そうして知らぬうちに自分の動かしていた冒険者がエルドルウの幼生に犯されていた事を知った冒険者が次々と引退をしたことが、「MAZE」のサービス終了を早めたという一説もあり、一時期は掲示板に殺害予告までされたこともある。
そういった経緯もあってか、エニグマは以降エルドルウを使った街の占領を行っていない。しかしここは異世界であり別世界。何の遠慮もいらない。
「あっ、あっ、あっ――」
首が百八十度後ろに向く。この時点で通常の人間ならば絶命していてもおかしくはないであろう。しかし動かしているのが人間ではなく、たった一匹の寄生虫だったとしたら――
「――おま゛えを、ごろず……」
その言葉はアルナ自身の言葉であったのか、はたまた流れる水によって興奮した寄生虫による殺害本能であろうか。寄生体によって操られたアルナは、尋常とは思えない筋力でもって、細身の魔術師をいとも簡単に組み伏せてしまう。
「がはっ、どういう事、だ!?」
「おやおや、どうやら幼生を飲み込んでいたようですねぇ」
下水道を通して流していた、エルドルウの卵。それが今、雨をきっかけにして街の至る所で覚醒を始める。
「や、やめろ、死ぬ……っ!」
「キャハ、キャハハハハハッ!!」
アルナが口を大きく開けば、喉の奥に潜む寄生体が覗き出る。蛭のような深緑の生物が姿をのぞかせ、そして次の瞬間――
「もがっ、が―――」
ずるりと這い出たエルドルウの幼生が、まるで次の宿主へと引っ越すかのように、その巨大な体躯を無理矢理ルークの喉へと捻じりこませていく。
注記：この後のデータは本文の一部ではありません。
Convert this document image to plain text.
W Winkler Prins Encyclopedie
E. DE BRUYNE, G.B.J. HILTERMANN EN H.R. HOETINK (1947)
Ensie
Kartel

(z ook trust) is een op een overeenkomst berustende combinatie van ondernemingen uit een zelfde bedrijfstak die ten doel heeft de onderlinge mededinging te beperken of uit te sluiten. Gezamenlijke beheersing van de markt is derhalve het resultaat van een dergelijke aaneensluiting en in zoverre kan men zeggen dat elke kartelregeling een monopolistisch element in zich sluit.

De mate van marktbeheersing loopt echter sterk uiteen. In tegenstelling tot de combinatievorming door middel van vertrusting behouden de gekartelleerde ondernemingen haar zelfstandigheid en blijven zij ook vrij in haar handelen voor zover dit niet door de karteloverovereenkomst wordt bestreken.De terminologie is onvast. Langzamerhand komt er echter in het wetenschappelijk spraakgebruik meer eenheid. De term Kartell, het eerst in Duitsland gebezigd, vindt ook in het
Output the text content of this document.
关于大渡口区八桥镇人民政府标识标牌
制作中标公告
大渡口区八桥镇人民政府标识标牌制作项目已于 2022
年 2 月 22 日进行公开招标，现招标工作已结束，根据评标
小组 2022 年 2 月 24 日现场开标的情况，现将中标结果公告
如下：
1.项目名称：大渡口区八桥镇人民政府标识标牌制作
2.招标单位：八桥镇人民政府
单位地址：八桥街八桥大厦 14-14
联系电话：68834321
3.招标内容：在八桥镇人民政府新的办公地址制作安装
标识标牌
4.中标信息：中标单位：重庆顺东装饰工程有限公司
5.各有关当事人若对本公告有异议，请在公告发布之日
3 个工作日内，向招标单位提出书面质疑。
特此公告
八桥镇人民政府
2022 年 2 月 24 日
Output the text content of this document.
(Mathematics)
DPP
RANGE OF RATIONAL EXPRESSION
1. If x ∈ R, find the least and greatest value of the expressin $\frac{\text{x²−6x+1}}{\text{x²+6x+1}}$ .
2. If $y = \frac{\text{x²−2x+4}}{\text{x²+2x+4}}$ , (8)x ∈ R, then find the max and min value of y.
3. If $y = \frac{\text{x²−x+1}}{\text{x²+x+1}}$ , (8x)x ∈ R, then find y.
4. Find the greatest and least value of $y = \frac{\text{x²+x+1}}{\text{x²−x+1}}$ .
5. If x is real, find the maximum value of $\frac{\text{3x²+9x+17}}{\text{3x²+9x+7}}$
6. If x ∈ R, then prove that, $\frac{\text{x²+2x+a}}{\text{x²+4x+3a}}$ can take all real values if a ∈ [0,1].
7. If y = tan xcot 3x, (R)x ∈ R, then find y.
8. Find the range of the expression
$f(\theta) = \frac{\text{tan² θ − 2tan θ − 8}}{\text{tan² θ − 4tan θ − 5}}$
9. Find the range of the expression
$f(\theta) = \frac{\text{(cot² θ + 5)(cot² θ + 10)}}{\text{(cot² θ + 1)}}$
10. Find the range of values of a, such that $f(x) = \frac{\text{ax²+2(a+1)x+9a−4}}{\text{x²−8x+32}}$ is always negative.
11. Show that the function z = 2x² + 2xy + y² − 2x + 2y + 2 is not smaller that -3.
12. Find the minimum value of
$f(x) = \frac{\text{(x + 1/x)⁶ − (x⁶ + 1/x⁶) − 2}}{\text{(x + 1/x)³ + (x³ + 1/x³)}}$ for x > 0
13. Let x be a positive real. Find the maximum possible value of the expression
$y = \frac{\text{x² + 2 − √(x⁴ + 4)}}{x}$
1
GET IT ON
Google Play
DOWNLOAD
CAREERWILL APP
異様なまでに喉が膨らみつつも幼生は次なる宿主へと移動を完了させると、抜け殻となったアルナはそのままフッ、と最後に笑ってそのまま絶命した。
そして起き上がった新たなる宿主はというと、その場で空の雨を全身に浴びるようにして、興奮し笑い続ける。
「アハッ、アハハハッ! アッハハハハハハッ!!」
「……本当に復讐を遂げたかったのは……ベアトリス、貴方の同胞だったかもしれませんねぇ」
最後にアビゲイルはアルナの死体を光で浄化すると、狂った魔術師をそのままにして、その場に背を向け立ち去って行った。